2. Her glasses and hat — the staples of Clark Kent's iconic disguise — really drive the point home.
3. This shot, on the other hand, of Diana using her arm to deflect a bullet, is a direct nod to the iconic Rosie the Riveter poster, whose subject is often regarded as a feminist icon.
4. Her blue dress at the banquet is strikingly similar to a dress Lynda Carter wore in an episode of the Wonder Woman TV series.
5. It also puts her in a long line of bold female characters who find themselves exploring ~a whole new world.~
Allure's Calin Van Paris notes that blue dresses "[seem] to be a favorite of ingenues soon to embark on an adventure outside of their realm of experience."

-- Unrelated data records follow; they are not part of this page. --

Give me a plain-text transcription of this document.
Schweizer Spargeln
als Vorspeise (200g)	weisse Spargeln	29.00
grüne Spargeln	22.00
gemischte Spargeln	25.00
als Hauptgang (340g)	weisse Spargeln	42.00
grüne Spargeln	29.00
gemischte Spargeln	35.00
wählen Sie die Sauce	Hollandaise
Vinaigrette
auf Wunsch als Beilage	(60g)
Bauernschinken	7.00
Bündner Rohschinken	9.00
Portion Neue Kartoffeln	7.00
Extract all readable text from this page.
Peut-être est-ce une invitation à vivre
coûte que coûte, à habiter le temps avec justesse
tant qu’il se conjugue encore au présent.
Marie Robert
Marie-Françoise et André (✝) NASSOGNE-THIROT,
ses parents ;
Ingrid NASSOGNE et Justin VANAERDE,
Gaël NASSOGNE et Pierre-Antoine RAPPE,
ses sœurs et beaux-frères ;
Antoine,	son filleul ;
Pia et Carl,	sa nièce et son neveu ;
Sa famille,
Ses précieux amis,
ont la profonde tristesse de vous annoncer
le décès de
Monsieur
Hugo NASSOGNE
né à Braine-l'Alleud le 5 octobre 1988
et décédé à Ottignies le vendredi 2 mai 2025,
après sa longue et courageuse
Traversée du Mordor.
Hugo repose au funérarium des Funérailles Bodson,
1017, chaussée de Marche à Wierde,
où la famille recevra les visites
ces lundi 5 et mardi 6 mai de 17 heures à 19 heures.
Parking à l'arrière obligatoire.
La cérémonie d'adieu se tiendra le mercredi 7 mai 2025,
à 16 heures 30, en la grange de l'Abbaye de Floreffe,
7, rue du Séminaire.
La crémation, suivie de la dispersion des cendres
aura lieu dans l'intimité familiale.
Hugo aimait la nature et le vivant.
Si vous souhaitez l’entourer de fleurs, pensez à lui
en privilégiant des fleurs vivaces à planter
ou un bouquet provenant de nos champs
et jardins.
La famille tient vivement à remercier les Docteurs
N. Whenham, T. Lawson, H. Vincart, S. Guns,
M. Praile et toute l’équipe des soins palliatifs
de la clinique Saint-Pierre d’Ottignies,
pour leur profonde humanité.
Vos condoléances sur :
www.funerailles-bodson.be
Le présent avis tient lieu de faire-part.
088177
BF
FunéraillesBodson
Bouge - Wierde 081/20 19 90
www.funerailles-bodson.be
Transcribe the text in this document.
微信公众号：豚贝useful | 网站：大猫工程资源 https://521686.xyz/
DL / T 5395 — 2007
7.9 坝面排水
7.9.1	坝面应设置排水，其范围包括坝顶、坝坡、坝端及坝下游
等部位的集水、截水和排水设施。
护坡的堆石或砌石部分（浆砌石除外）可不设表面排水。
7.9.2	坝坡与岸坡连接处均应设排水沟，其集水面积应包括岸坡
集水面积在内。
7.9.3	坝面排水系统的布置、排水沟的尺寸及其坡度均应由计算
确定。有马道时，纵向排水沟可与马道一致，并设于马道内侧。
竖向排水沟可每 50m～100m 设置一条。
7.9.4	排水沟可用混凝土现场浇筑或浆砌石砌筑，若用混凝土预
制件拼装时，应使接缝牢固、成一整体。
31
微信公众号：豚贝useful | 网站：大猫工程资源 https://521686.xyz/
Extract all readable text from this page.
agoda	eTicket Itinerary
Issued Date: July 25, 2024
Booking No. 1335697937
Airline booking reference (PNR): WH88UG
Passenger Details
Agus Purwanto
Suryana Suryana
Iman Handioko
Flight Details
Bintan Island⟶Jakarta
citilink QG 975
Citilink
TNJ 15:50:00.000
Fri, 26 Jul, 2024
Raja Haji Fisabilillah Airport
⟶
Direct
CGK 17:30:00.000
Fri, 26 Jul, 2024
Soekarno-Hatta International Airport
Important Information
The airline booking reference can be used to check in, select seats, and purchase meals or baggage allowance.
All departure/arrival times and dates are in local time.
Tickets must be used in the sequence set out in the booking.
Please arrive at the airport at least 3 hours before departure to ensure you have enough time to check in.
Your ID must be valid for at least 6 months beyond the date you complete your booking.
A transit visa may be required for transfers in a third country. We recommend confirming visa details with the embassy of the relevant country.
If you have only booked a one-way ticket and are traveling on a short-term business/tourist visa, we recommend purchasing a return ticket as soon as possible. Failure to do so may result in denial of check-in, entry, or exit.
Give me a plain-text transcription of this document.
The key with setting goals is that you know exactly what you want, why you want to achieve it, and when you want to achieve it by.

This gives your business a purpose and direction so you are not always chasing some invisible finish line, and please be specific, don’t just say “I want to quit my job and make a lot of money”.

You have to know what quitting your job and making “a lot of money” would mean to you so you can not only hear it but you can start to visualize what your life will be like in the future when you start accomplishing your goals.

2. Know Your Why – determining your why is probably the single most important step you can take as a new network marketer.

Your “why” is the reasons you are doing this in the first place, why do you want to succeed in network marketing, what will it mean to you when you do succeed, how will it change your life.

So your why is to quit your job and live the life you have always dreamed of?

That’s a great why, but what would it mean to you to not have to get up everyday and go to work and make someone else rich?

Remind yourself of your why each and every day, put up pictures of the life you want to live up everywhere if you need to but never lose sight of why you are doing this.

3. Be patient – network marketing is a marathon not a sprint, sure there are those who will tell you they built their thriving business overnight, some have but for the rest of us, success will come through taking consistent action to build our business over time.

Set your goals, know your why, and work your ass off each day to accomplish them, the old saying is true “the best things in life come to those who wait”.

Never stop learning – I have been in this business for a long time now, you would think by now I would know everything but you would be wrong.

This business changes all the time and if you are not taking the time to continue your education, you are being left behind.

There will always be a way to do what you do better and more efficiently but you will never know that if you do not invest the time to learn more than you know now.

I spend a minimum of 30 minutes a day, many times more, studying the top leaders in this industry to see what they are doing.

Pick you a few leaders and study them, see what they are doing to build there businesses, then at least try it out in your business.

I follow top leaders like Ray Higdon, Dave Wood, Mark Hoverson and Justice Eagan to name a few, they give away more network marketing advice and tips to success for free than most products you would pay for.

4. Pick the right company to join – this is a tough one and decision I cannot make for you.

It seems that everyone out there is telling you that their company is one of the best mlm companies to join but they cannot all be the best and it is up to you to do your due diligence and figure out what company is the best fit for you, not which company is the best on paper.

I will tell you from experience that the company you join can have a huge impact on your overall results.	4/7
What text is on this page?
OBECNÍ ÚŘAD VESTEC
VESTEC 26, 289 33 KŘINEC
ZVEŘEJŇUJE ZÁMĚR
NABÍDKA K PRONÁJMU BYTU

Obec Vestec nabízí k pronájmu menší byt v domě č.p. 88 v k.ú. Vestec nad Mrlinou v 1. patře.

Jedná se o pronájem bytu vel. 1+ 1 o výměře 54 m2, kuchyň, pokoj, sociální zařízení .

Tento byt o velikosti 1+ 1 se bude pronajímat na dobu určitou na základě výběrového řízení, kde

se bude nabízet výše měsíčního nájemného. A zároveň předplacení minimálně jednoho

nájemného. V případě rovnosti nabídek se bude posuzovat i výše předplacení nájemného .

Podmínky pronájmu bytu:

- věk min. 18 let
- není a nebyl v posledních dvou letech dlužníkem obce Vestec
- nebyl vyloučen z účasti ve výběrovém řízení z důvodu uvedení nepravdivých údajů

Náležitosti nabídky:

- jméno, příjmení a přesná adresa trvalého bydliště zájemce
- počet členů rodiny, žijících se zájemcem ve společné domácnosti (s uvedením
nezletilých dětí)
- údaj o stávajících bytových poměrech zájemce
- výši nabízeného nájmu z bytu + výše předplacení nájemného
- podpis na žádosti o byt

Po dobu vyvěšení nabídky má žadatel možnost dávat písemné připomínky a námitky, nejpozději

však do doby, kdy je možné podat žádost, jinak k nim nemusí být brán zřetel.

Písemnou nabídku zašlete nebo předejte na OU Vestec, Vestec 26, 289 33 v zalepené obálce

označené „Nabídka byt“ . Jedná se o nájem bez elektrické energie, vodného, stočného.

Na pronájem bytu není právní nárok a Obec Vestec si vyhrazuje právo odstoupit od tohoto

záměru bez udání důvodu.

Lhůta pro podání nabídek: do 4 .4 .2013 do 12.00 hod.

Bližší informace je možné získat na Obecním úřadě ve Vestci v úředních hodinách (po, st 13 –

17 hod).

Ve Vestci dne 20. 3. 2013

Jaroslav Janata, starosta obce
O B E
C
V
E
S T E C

6. The gala attendee Diana gets the dress from is also important — it's none other than Fausta Grables.
In the Wonder Woman comics and TV series, Grables is a Nazi agent who Hitler directs to capture Wonder Woman.
7. The white peacocks on Themyscira are hugely symbolic: Male peacocks are known for their brightly colored feathers and showy mating rituals, so these peacocks, with white, lowered feathers, underscore the female dominion of the island.
8. Themyscira is also filled with circles and spirals and thereby avoids phallic imagery almost entirely.
9. The German lifeboats bear the name Schwaben, which was the name of an actual German ship that, in 1905, replaced the battleship Mars — the Roman name of the Greek god ARES!
10. But that's not the only historical connection: Erich Ludendorff was an actual German general during World War I.
Ludendorff's account of the war — basically that Germany had lost because it was betrayed by German civilians back home — was used as Nazi propaganda in the party's rise to power.